By Rob van der Westhuizen, Compuscan

With almost 2000 malls in South Africa, around 100 000 consumers flock to malls weekly [1]. They stand in queues waiting to pay for groceries, televisions, clothing, the latest shoes, and a variety of other things they may or may not need.

A variety of intrinsic and extrinsic factors drive consumers and their spending habits. In the world of credit and consumer credit use, particularly in the retail environment, there is one stealthy subconscious motivator. Think about the last time you went to a mall. You parked your car and walked the gauntlet of shops, banks and restaurants – you and a few thousand other consumers.

During that time, you entered several shops to buy a variety of necessary and unnecessary items. You said something along the lines of, “I can’t believe how expensive things are these days!” and bought them anyway. You stood in long queues, often ‘unconsciously’, waiting for your turn to pay. Somewhere along your route, you stopped to enjoy a small meal at a restaurant or café. Maybe you treated yourself and your family to a film. You remarked to your wife that the prices at the concession stand are rather expensive – but you bought everyone a popcorn and soda nonetheless.

What does every shop, restaurant, cinema and even parking pay station have in common? Credit card notices. Signs on the windows, doors and at cash registers, conveniently indicate which types of credit cards the shop accepts. In the case of store cards, the signs and displays are even more prominent.

These displays, however, are not simply for the consumer’s convenience. They also serve as subconscious cues.

Richard A. Feinberg, the Associate Professor of Consumer Sciences and Retailing at Purdue University in Indiana, did a study on credit cards. Feinberg hypothesised that “stimuli associated with spending can elicit spending responses” [2].

Feinberg found that, in the presence of credit card insignia (stimuli), patrons at a restaurant tipped on average 2% more when paying with a credit card than when paying with cash. However, he noted that this could be due to other social processes.

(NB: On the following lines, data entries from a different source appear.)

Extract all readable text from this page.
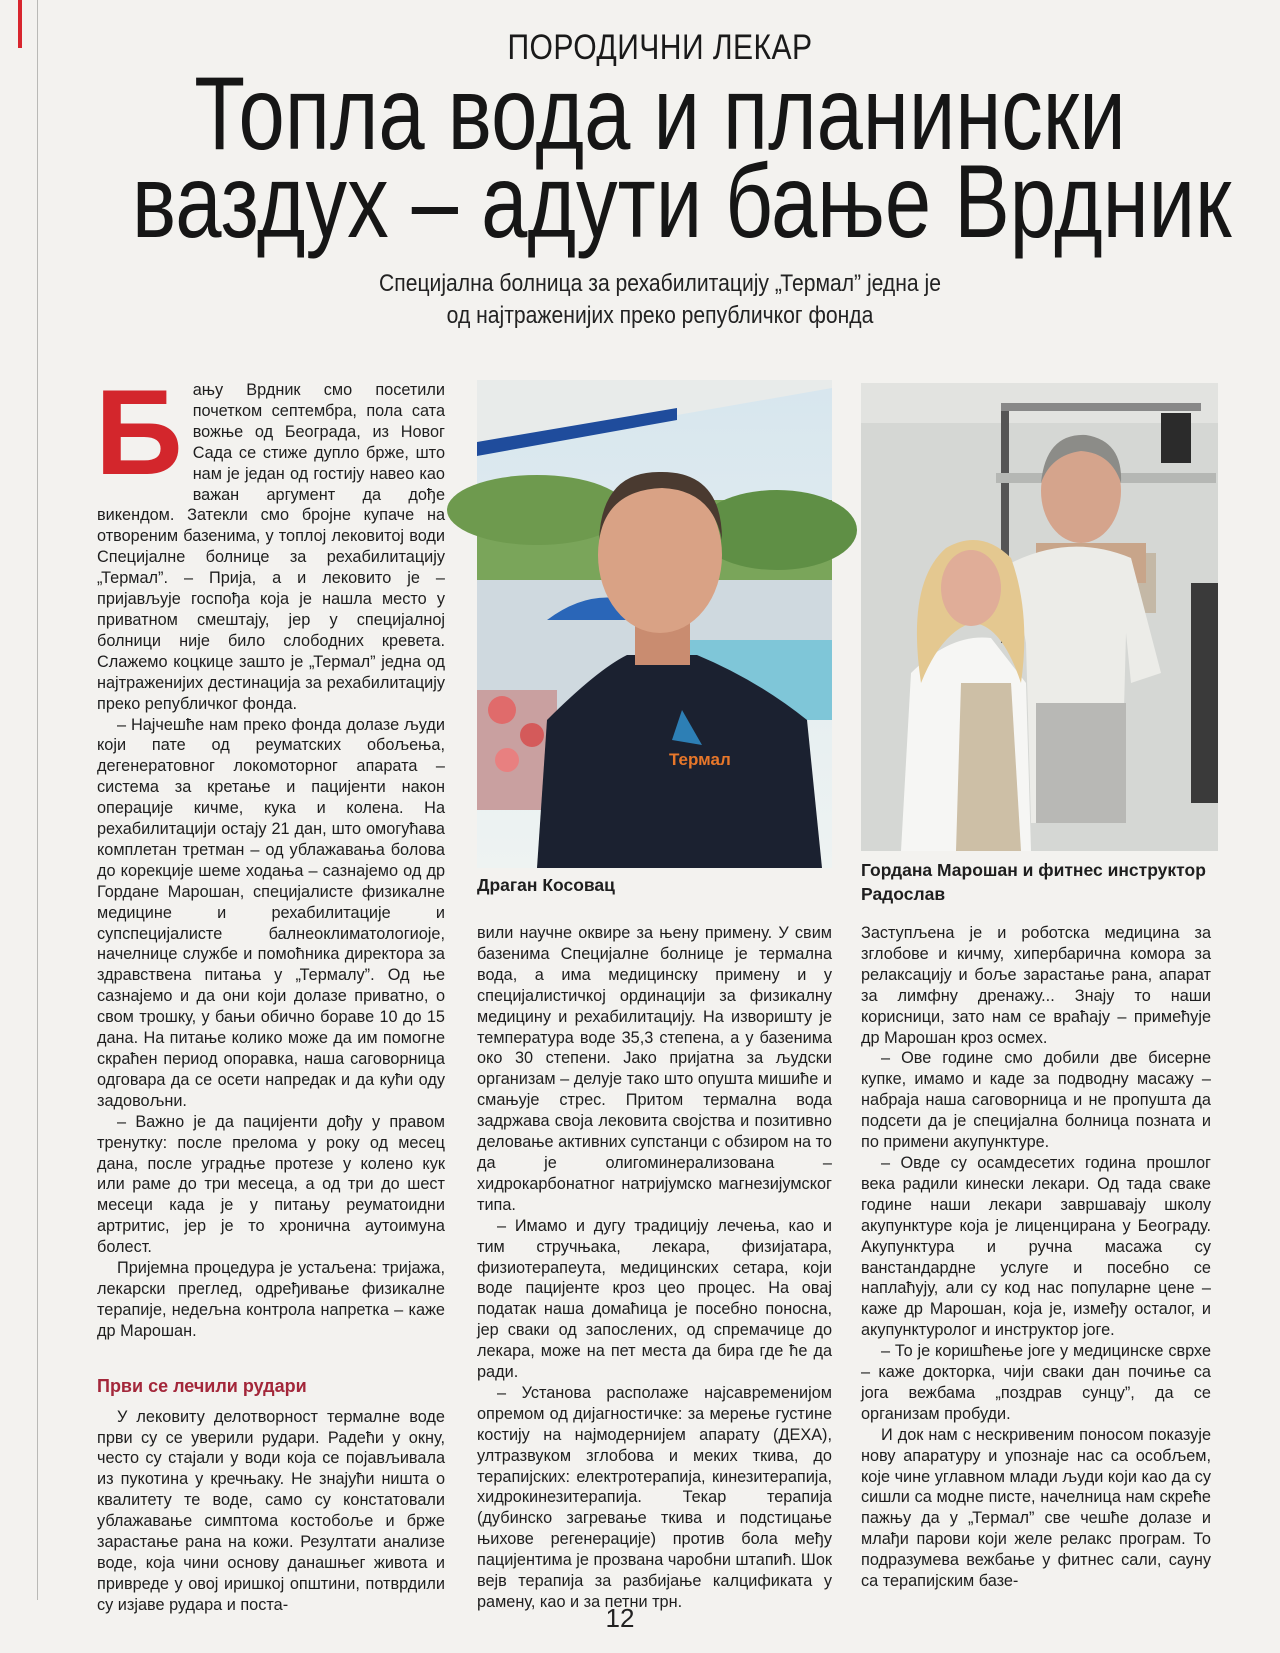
ПОРОДИЧНИ ЛЕКАР
Топла вода и планински
ваздух – адути бање Врдник
Специјална болница за рехабилитацију „Термал” једна је
од најтраженијих преко републичког фонда

Бању Врдник смо посетили почетком септембра, пола сата вожње од Београда, из Новог Сада се стиже дупло брже, што нам је један од гостију навео као важан аргумент да дође викендом. Затекли смо бројне купаче на отвореним базенима, у топлој лековитој води Специјалне болнице за рехабилитацију „Термал”. – Прија, а и лековито је – пријављује госпођа која је нашла место у приватном смештају, јер у специјалној болници није било слободних кревета. Слажемо коцкице зашто је „Термал” једна од најтраженијих дестинација за рехабилитацију преко републичког фонда.

– Најчешће нам преко фонда долазе људи који пате од реуматских обољења, дегенератовног локомоторног апарата – система за кретање и пацијенти након операције кичме, кука и колена. На рехабилитацији остају 21 дан, што омогућава комплетан третман – од ублажавања болова до корекције шеме ходања – сазнајемо од др Гордане Марошан, специјалисте физикалне медицине и рехабилитације и супспецијалисте балнеоклиматологиоје, начелнице службе и помоћника директора за здравствена питања у „Термалу”. Од ње сазнајемо и да они који долазе приватно, о свом трошку, у бањи обично бораве 10 до 15 дана. На питање колико може да им помогне скраћен период опоравка, наша саговорница одговара да се осети напредак и да кући оду задовољни.

– Важно је да пацијенти дођу у правом тренутку: после прелома у року од месец дана, после уградње протезе у колено кук или раме до три месеца, а од три до шест месеци када је у питању реуматоидни артритис, јер је то хронична аутоимуна болест.

Пријемна процедура је устаљена: тријажа, лекарски преглед, одређивање физикалне терапије, недељна контрола напретка – каже др Марошан.

Први се лечили рудари

У лековиту делотворност термалне воде први су се уверили рудари. Радећи у окну, често су стајали у води која се појављивала из пукотина у кречњаку. Не знајући ништа о квалитету те воде, само су констатовали ублажавање симптома костобоље и брже зарастање рана на кожи. Резултати анализе воде, која чини основу данашњег живота и привреде у овој иришкој општини, потврдили су изјаве рудара и поста-

Термал
Драган Косовац
Гордана Марошан и фитнес инструктор Радослав

вили научне оквире за њену примену. У свим базенима Специјалне болнице је термална вода, а има медицинску примену и у специјалистичкој ординацији за физикалну медицину и рехабилитацију. На изворишту је температура воде 35,3 степена, а у базенима око 30 степени. Јако пријатна за људски организам – делује тако што опушта мишиће и смањује стрес. Притом термална вода задржава своја лековита својства и позитивно деловање активних супстанци с обзиром на то да је олигоминерализована – хидрокарбонатног натријумско магнезијумског типа.

– Имамо и дугу традицију лечења, као и тим стручњака, лекара, физијатара, физиотерапеута, медицинских сетара, који воде пацијенте кроз цео процес. На овај податак наша домаћица је посебно поносна, јер сваки од запослених, од спремачице до лекара, може на пет места да бира где ће да ради.

– Установа располаже најсавременијом опремом од дијагностичке: за мерење густине костију на најмодернијем апарату (ДЕХА), ултразвуком зглобова и меких ткива, до терапијских: електротерапија, кинезитерапија, хидрокинезитерапија. Текар терапија (дубинско загревање ткива и подстицање њихове регенерације) против бола међу пацијентима је прозвана чаробни штапић. Шок вејв терапија за разбијање калцификата у рамену, као и за петни трн.

Заступљена је и роботска медицина за зглобове и кичму, хипербарична комора за релаксацију и боље зарастање рана, апарат за лимфну дренажу... Знају то наши корисници, зато нам се враћају – примећује др Марошан кроз осмех.

– Ове године смо добили две бисерне купке, имамо и каде за подводну масажу – набраја наша саговорница и не пропушта да подсети да је специјална болница позната и по примени акупунктуре.

– Овде су осамдесетих година прошлог века радили кинески лекари. Од тада сваке године наши лекари завршавају школу акупунктуре која је лиценцирана у Београду. Акупунктура и ручна масажа су ванстандардне услуге и посебно се наплаћују, али су код нас популарне цене – каже др Марошан, која је, између осталог, и акупунктуролог и инструктор јоге.

– То је коришћење јоге у медицинске сврхе – каже докторка, чији сваки дан почиње са јога вежбама „поздрав сунцу”, да се организам пробуди.

И док нам с нескривеним поносом показује нову апаратуру и упознаје нас са особљем, које чине углавном млади људи који као да су сишли са модне писте, начелница нам скреће пажњу да у „Термал” све чешће долазе и млађи парови који желе релакс програм. То подразумева вежбање у фитнес сали, сауну са терапијским базе-

12
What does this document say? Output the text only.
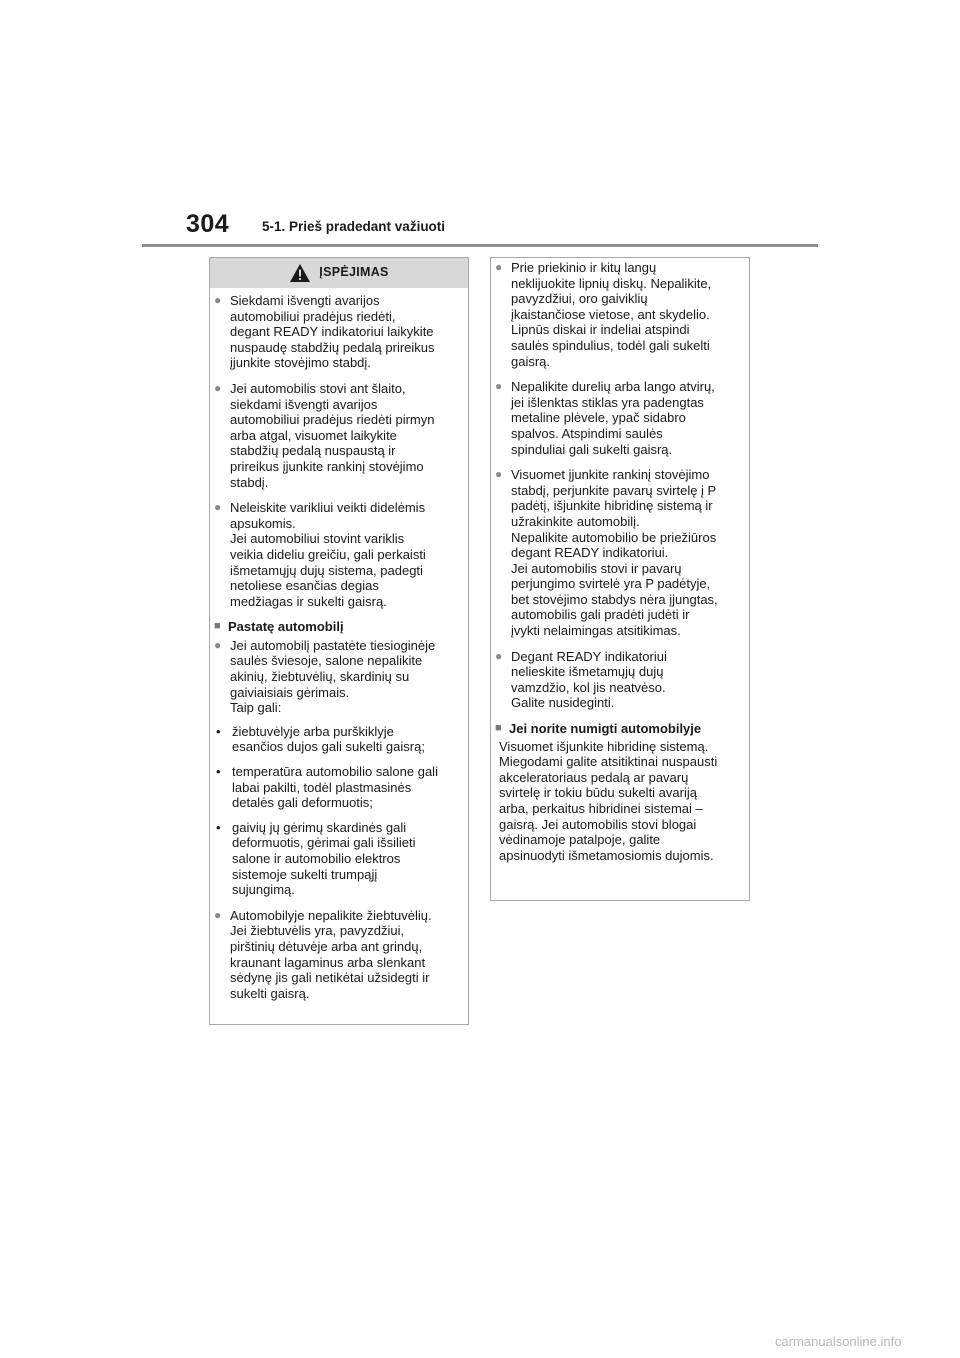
304 5-1. Prieš pradedant važiuoti
ĮSPĖJIMAS
● Siekdami išvengti avarijos
automobiliui pradėjus riedėti,
degant READY indikatoriui laikykite
nuspaudę stabdžių pedalą prireikus
įjunkite stovėjimo stabdį.
● Jei automobilis stovi ant šlaito,
siekdami išvengti avarijos
automobiliui pradėjus riedėti pirmyn
arba atgal, visuomet laikykite
stabdžių pedalą nuspaustą ir
prireikus įjunkite rankinį stovėjimo
stabdį.
● Neleiskite varikliui veikti didelėmis
apsukomis.
Jei automobiliui stovint variklis
veikia dideliu greičiu, gali perkaisti
išmetamųjų dujų sistema, padegti
netoliese esančias degias
medžiagas ir sukelti gaisrą.
■ Pastatę automobilį
● Jei automobilį pastatėte tiesioginėje
saulės šviesoje, salone nepalikite
akinių, žiebtuvėlių, skardinių su
gaiviaisiais gėrimais.
Taip gali:
• žiebtuvėlyje arba purškiklyje
esančios dujos gali sukelti gaisrą;
• temperatūra automobilio salone gali
labai pakilti, todėl plastmasinės
detalės gali deformuotis;
• gaivių jų gėrimų skardinės gali
deformuotis, gėrimai gali išsilieti
salone ir automobilio elektros
sistemoje sukelti trumpąjį
sujungimą.
● Automobilyje nepalikite žiebtuvėlių.
Jei žiebtuvėlis yra, pavyzdžiui,
pirštinių dėtuvėje arba ant grindų,
kraunant lagaminus arba slenkant
sėdynę jis gali netikėtai užsidegti ir
sukelti gaisrą.
● Prie priekinio ir kitų langų
neklijuokite lipnių diskų. Nepalikite,
pavyzdžiui, oro gaiviklių
įkaistančiose vietose, ant skydelio.
Lipnūs diskai ir indeliai atspindi
saulės spindulius, todėl gali sukelti
gaisrą.
● Nepalikite durelių arba lango atvirų,
jei išlenktas stiklas yra padengtas
metaline plėvele, ypač sidabro
spalvos. Atspindimi saulės
spinduliai gali sukelti gaisrą.
● Visuomet įjunkite rankinį stovėjimo
stabdį, perjunkite pavarų svirtelę į P
padėtį, išjunkite hibridinę sistemą ir
užrakinkite automobilį.
Nepalikite automobilio be priežiūros
degant READY indikatoriui.
Jei automobilis stovi ir pavarų
perjungimo svirtelė yra P padėtyje,
bet stovėjimo stabdys nėra įjungtas,
automobilis gali pradėti judėti ir
įvykti nelaimingas atsitikimas.
● Degant READY indikatoriui
nelieskite išmetamųjų dujų
vamzdžio, kol jis neatvėso.
Galite nusideginti.
■ Jei norite numigti automobilyje
Visuomet išjunkite hibridinę sistemą.
Miegodami galite atsitiktinai nuspausti
akceleratoriaus pedalą ar pavarų
svirtelę ir tokiu būdu sukelti avariją
arba, perkaitus hibridinei sistemai –
gaisrą. Jei automobilis stovi blogai
vėdinamoje patalpoje, galite
apsinuodyti išmetamosiomis dujomis.
carmanualsonline.info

To refine his results, Feinberg set up several experiments under different conditions, of which Experiments 1 and 2 offer particular insights into consumer behaviour for the credit industry.

Experiment 1

Two groups of subjects were asked to estimate what they would be willing to spend on products in one of two catalogues. One group received a catalogue with credit card stimuli and the other group received a catalogue without any credit card stimuli. On average, the group subjected to the credit card stimuli valued the price of the objects at 37% higher than the other group.

Experiment 2

While viewing slides of products, participants were again asked to estimate what they would be willing to spend on products. They could view these slides for as long as they needed. Like Experiment 1, there was a group who was subjected to the credit cart stimuli and a group who wasn’t. Once the participant had a value in mind, they were to press a button to indicate they had decided on a value and write the value down. The interval between the start of the slide and the push of the button was recorded. Feinberg found that on average, participants exposed to the credit card stimuli, valued the products to be 113% times more expensive than the other group. Additionally, in the presence of credit card stimuli, respondents took an average of 8.4 seconds faster to value the items.

Feinberg noted that “the results of Experiments 1 and 2 show that the presence of credit card stimuli enhances the magnitude of estimated spending and reduces decision time.” [2]

The lessons learnt from these two experiments is not to unashamedly advertise credit card brands or store cards. Rather take note of how something subtle and largely unnoticed can greatly affect a consumer’s behaviour. Marketing strategies can be greatly improved using psychological insights into consumerism, the example in this case: the “buy now, pay later” sentiment is triggered by a simple logo. Paying later is attractive to consumers because it delays the ‘pain’ experienced by losing money, as with a cash transaction.

When developing marketing strategies, keep in mind that small elements can have a large impact. This not only applies to a logo that encourages more spending, but can apply to something negative that impacts a consumer’s experience. Be aware of the subconscious cues your business is sending out.



[2] Feinberg, R. (1986). Credit Cards as Spending Facilitating Stimuli: A Conditioning Interpretation. Journal of Consumer Research, 13(3), 348.